Christa Brown said...

Phyllis: Your description is a perfect example of why repressed and misplaced self-directed anger is so destructive.

OC: Don't worry... I won't harbor any bitterness or anger over your lack of lyrics. ;-)

oc said...

I Lack Lyrics.
(to the tune of "I feel pretty").


I lack lyrics,
Don't have lyrics,
Because I ain't so very bright,
I lack lyrics,
but it ain't all I'm lacking tonight.

Alright, that's enough. Sorry, I'm certainly no Junkster! :)

Anonymous said...

"I've been amazed that in virtually every Baptist forum I saw this discussed over the last two years, the underlying assumption seemed to be that anyone speaking out on this issue was motivated by revenge."

They are parroting what their leaders say. Even the pastors who frequent those forums. I am amazed at the lengths these guys go to-to prop up their idols. Not only that but they are trying to be just like them.

Lydia

Christa Brown said...

"I've wondered how things might have gone differently if the first time you showed up outside SBC headquarters a certain VP had invited you in for coffee instead of sending a security guard to tell you to keep off of their property."

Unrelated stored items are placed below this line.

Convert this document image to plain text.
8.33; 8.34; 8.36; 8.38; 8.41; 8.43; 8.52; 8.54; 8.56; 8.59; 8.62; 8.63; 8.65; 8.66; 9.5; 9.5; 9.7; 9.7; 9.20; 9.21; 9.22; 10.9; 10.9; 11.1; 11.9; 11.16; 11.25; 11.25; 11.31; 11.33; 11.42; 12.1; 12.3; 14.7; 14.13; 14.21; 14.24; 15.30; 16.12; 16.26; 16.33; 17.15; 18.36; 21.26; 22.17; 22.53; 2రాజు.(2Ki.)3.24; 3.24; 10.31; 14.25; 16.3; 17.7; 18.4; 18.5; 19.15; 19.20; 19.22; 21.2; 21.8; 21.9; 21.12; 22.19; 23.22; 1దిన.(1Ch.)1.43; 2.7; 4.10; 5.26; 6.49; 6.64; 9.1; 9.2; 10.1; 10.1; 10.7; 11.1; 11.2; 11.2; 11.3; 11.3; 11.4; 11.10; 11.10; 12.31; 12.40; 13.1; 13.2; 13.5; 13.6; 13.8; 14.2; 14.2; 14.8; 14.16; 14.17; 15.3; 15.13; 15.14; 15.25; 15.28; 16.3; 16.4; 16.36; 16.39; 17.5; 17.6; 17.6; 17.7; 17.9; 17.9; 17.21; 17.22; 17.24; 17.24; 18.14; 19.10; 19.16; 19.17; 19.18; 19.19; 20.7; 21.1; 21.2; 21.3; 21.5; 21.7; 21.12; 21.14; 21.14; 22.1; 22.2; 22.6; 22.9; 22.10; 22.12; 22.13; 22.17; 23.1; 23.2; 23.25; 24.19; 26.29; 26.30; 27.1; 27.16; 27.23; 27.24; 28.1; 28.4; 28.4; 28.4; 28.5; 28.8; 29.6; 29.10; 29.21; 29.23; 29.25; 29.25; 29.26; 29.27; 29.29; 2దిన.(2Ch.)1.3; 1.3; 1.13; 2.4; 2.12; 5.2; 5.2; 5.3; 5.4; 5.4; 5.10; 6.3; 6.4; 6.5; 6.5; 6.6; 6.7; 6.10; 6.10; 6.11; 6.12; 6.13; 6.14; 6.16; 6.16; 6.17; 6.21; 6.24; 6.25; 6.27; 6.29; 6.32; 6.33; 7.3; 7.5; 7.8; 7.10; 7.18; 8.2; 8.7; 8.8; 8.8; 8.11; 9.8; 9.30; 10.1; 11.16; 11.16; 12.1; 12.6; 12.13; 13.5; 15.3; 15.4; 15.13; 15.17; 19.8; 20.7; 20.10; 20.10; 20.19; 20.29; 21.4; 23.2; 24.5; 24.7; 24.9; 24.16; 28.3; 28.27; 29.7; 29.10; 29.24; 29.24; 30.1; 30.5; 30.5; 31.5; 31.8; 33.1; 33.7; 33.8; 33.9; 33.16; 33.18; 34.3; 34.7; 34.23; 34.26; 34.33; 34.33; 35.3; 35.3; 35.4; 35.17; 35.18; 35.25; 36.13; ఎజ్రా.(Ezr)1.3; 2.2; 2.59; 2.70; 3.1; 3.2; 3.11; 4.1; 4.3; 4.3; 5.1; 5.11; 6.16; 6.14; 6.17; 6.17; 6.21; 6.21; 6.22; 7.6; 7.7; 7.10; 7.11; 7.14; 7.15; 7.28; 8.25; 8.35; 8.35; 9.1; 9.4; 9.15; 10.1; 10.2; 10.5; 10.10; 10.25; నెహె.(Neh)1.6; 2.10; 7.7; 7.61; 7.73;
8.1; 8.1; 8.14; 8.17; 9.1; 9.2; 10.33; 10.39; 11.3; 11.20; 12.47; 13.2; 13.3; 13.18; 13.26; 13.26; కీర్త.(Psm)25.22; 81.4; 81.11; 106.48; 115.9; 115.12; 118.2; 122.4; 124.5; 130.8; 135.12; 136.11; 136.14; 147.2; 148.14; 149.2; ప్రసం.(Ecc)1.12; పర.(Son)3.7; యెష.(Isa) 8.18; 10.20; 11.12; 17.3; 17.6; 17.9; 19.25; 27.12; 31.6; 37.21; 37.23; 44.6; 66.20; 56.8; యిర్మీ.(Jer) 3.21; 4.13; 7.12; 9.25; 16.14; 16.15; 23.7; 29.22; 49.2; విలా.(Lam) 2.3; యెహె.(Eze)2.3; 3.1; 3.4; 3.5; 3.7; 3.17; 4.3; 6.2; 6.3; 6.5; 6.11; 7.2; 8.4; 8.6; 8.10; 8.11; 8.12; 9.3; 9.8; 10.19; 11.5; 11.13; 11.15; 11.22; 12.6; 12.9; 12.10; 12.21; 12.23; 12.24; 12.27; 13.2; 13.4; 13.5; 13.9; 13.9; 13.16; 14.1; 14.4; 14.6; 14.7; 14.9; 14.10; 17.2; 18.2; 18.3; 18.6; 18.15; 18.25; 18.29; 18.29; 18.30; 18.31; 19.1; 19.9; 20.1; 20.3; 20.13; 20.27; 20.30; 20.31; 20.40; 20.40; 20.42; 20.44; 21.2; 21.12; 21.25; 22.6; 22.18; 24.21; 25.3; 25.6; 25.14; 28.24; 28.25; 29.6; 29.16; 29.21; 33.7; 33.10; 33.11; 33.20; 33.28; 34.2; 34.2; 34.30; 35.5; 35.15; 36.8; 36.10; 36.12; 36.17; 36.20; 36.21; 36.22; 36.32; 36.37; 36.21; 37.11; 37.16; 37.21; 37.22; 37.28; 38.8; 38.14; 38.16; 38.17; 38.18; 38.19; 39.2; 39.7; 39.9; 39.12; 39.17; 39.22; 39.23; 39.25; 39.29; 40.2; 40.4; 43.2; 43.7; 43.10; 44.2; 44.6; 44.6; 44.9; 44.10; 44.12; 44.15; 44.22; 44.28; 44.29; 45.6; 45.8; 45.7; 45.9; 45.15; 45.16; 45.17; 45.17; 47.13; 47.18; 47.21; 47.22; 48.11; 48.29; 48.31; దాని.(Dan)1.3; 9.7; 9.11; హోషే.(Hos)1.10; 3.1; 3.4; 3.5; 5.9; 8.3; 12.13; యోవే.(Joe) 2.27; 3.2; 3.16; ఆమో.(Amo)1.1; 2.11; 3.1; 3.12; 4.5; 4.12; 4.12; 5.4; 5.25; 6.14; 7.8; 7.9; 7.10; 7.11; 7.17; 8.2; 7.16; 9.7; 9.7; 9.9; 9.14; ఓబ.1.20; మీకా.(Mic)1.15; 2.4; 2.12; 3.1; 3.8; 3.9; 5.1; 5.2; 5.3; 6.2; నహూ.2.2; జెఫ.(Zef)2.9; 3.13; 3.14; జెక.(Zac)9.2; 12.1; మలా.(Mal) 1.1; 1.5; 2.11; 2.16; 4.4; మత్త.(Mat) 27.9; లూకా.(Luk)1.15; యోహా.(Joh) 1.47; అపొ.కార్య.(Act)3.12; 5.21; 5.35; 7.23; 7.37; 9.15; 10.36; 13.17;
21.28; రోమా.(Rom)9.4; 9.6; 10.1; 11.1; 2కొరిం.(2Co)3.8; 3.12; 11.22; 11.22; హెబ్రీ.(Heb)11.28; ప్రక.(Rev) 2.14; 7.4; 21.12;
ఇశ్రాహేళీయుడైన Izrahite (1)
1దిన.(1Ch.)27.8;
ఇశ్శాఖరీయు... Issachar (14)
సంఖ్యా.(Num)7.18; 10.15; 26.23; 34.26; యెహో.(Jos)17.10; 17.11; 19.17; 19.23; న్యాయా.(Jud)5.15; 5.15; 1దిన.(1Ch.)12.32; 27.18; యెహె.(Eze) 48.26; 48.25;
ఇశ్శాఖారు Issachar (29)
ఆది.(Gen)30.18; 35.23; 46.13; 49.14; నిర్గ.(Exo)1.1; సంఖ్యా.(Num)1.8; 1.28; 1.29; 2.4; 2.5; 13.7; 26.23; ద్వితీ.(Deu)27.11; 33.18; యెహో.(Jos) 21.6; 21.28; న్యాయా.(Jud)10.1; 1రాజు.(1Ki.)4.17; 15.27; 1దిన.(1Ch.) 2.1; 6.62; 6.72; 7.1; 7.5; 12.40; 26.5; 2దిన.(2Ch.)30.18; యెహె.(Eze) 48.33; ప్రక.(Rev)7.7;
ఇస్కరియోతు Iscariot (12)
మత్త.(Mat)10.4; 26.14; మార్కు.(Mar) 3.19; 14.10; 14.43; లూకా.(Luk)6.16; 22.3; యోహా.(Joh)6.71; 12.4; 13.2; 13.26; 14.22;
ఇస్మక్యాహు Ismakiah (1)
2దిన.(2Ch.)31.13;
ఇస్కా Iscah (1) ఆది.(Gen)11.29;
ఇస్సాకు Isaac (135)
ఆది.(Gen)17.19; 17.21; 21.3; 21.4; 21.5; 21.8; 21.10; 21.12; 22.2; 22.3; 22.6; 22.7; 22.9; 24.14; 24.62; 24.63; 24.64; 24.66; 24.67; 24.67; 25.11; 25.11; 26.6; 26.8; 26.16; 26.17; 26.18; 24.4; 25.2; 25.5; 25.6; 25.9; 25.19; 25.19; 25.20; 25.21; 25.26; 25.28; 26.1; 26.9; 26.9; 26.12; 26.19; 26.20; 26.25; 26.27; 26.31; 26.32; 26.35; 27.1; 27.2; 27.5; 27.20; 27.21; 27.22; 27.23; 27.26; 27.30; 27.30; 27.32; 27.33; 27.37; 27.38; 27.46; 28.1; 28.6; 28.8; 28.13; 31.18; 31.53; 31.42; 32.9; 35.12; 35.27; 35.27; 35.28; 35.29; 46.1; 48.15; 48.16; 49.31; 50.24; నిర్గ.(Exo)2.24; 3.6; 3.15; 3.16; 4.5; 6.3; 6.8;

Yes, and I've sometimes wondered how things might have gone differently if Richard Land would have simply shaken my hand instead of turning away when I extended my hand to introduce myself. That was just plain ol' bad manners.

Anonymous said...

Or if the SBC president had bothered to dignify your letter to him with a response before publicly accusing SNAP of being nothing but a front for lawyers "cashin' in for a cheap hustle."
(http://brucespringsteen.net/songs/TheEStreetShuffle.html)

Christa Brown said...

Yes, I haven't forgotten that prior SBC president Frank Page publicly castigated us as being "nothing more than opportunistic persons."

And Page was a Baptist leader widely praised as being "irenic" in temperament. Uh-huh. He certainly didn't demonstrate that attitude toward Baptist abuse survivors, did he? But of course, those of us who have been so utterly degraded and dehumanized by Baptist clergy are now the untouchables for almost ALL Baptist leaders - the fundamentalists, the moderates, the irenic, and the Bible thumpers. They can all join hold hands and sing Kum-ba-yah while they kick us together. I suppose it's nice that we can serve the function of giving them something they can unite around. Oops - there's that attitude of mine again - am I bitter?